Ungeachtet dieser Dinge gibt es aber auf der Erde ein weit größeres Problem, das bei uns noch nicht die notwendige Beachtung findet. Jahr für Jahr breiten sich auf unserer Erde die Wüsten aus. Mit diesem Thema haben sich schon etliche Konferenzen befaßt. Die erzielten Resultate sind bescheiden. Das ist auch verständlich. Hier sind auf weite Sicht keine (oder sogar nie) Profite zu erwarten. Dementsprechend sind die Mittel, die für Gegenmaßnahmen zur Verfügung gestellt werden, viel zu gering. Abgesehen davon, daß ein Teil dieser Mittel auf dem Wege zum direkten Einsatz versickern, reichen sie in den meisten Fällen nur dazu, das Tempo der Verwüstung zu verlangsamen. Von einer Umkehr dieses Prozesses gar nicht zu reden. Experten der UNO haben errechnet, daß man für diese Umkehr mindestens 35.5 Milliarden DM jährlich zur Verfügung haben müsse. Zur Zeit kann man ungefähr 1.4 (!) Milliarden rechnen. Mehr kann die vielgepriesene Marktwirtschaft nicht leisten.

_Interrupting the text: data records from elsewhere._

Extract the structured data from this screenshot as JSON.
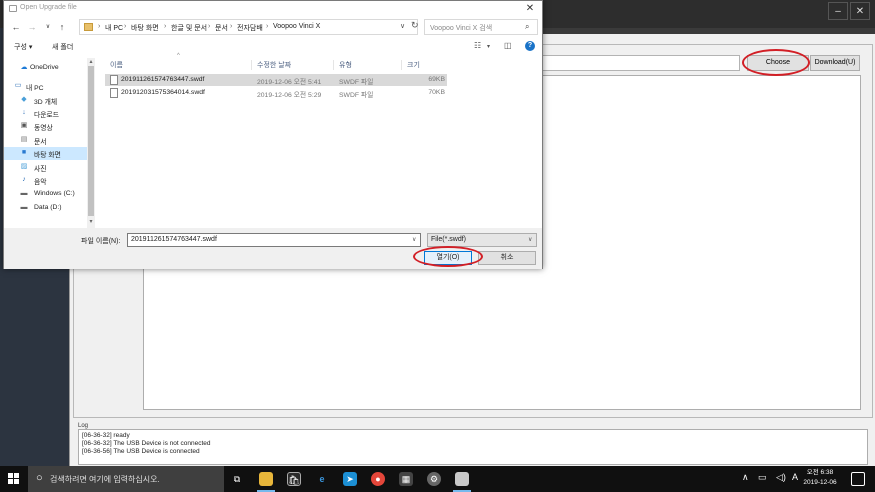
{
  "background_app": {
    "choose_label": "Choose",
    "download_label": "Download(U)",
    "log_title": "Log",
    "log_lines": [
      "[06-36-32] ready",
      "[06-36-32] The USB Device is not connected",
      "[06-36-56] The USB Device is connected"
    ]
  },
  "dialog": {
    "title": "Open Upgrade file",
    "close": "✕",
    "breadcrumbs": [
      "내 PC",
      "바탕 화면",
      "한글 및 문서",
      "문서",
      "전자담배",
      "Voopoo Vinci X"
    ],
    "search_placeholder": "Voopoo Vinci X 검색",
    "toolbar": {
      "organize": "구성",
      "new_folder": "새 폴더"
    },
    "nav_items": [
      {
        "label": "OneDrive",
        "icon": "onedrive-icon"
      },
      {
        "label": "내 PC",
        "icon": "pc-icon"
      },
      {
        "label": "3D 개체",
        "icon": "3d-objects-icon"
      },
      {
        "label": "다운로드",
        "icon": "downloads-icon"
      },
      {
        "label": "동영상",
        "icon": "videos-icon"
      },
      {
        "label": "문서",
        "icon": "documents-icon"
      },
      {
        "label": "바탕 화면",
        "icon": "desktop-icon"
      },
      {
        "label": "사진",
        "icon": "pictures-icon"
      },
      {
        "label": "음악",
        "icon": "music-icon"
      },
      {
        "label": "Windows (C:)",
        "icon": "drive-icon"
      },
      {
        "label": "Data (D:)",
        "icon": "drive-icon"
      }
    ],
    "columns": [
      "이름",
      "수정한 날짜",
      "유형",
      "크기"
    ],
    "files": [
      {
        "name": "201911261574763447.swdf",
        "date": "2019-12-06 오전 5:41",
        "type": "SWDF 파일",
        "size": "69KB"
      },
      {
        "name": "201912031575364014.swdf",
        "date": "2019-12-06 오전 5:29",
        "type": "SWDF 파일",
        "size": "70KB"
      }
    ],
    "filename_label": "파일 이름(N):",
    "filename_value": "201911261574763447.swdf",
    "filter_value": "File(*.swdf)",
    "open_label": "열기(O)",
    "cancel_label": "취소"
  },
  "taskbar": {
    "search_text": "검색하려면 여기에 입력하십시오.",
    "ime": "A",
    "time": "오전 6:38",
    "date": "2019-12-06"
  }
}
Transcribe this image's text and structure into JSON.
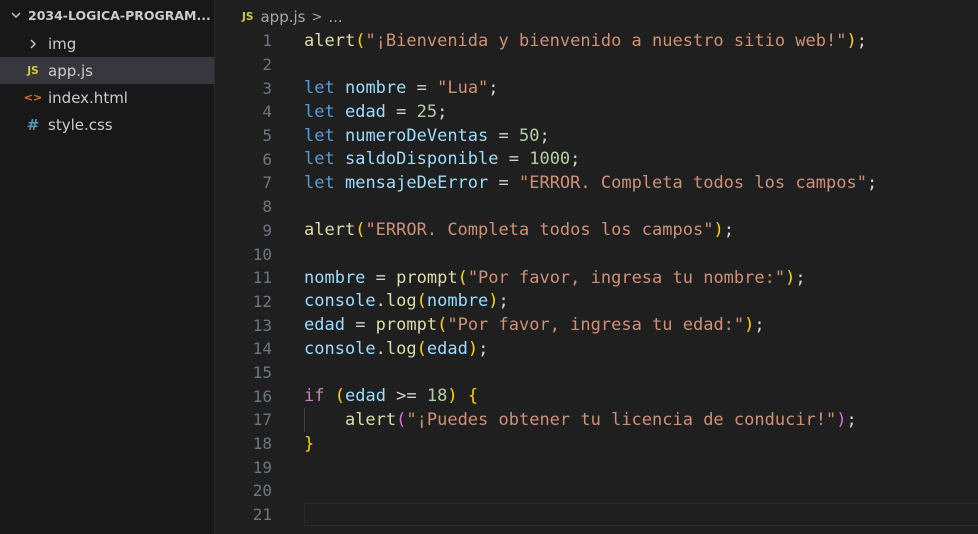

Für die sozialistische Solidargemeinschaft wäre das kaum ein Problem. Sie könnte einen Teil jener Industriekraft, die zur Zeit für die Abdeckung militärischer Bedürfnisse aller Art benötigt wird, ohne weiteres umlenken. Wüsten liegen vorwiegend in heißen Zonen. Ein massiver Einsatz von Solartechnik für den Betrieb von Entsalzungsanlagen und riesige Pumpstationen wäre schlimmstenfalls eine Frage der Zeit. Millionen von Hektolitern Wasser könnten vor Ort gebracht werden und ein riesiges Rekultivierungsprogramm ermöglichen. Jeder einzelne neue Grashalm, Strauch oder Baum wäre ein Gewinn für die ganze Erde. Zusätzlicher Sauerstoff und eine allgemeine Klimaverbesserung brächten Erleichterung für Millionen Menschen. Es gibt Wissenschafter, die meinen, daß durch verschiedene Vorgänge die ungebundenen Wassermassen immer größer werden. In dieser Hinsicht wäre es denkbar, daß das Abpumpen gewaltiger Wassermassen aus den Meeren und ihre Bindung im Festlandkern noch zusätzliche günstige Effekte mit sich bringt. Da wären dann die Wissenschaftler gefragt. Leute, die sich heute ständig mit der an sich irrationalen Frage einer Finanzierung herumschlagen und damit wertvolle Zeit totschlagen müssen.

Ganz sicher müßte es dann auch den ehrlichen "Grünen" klar werden, daß die Rettung der Erde nicht durch ein neues Steuersystem, sondern nur nach einem Umbau unserer Profitgesellschaft möglich wird!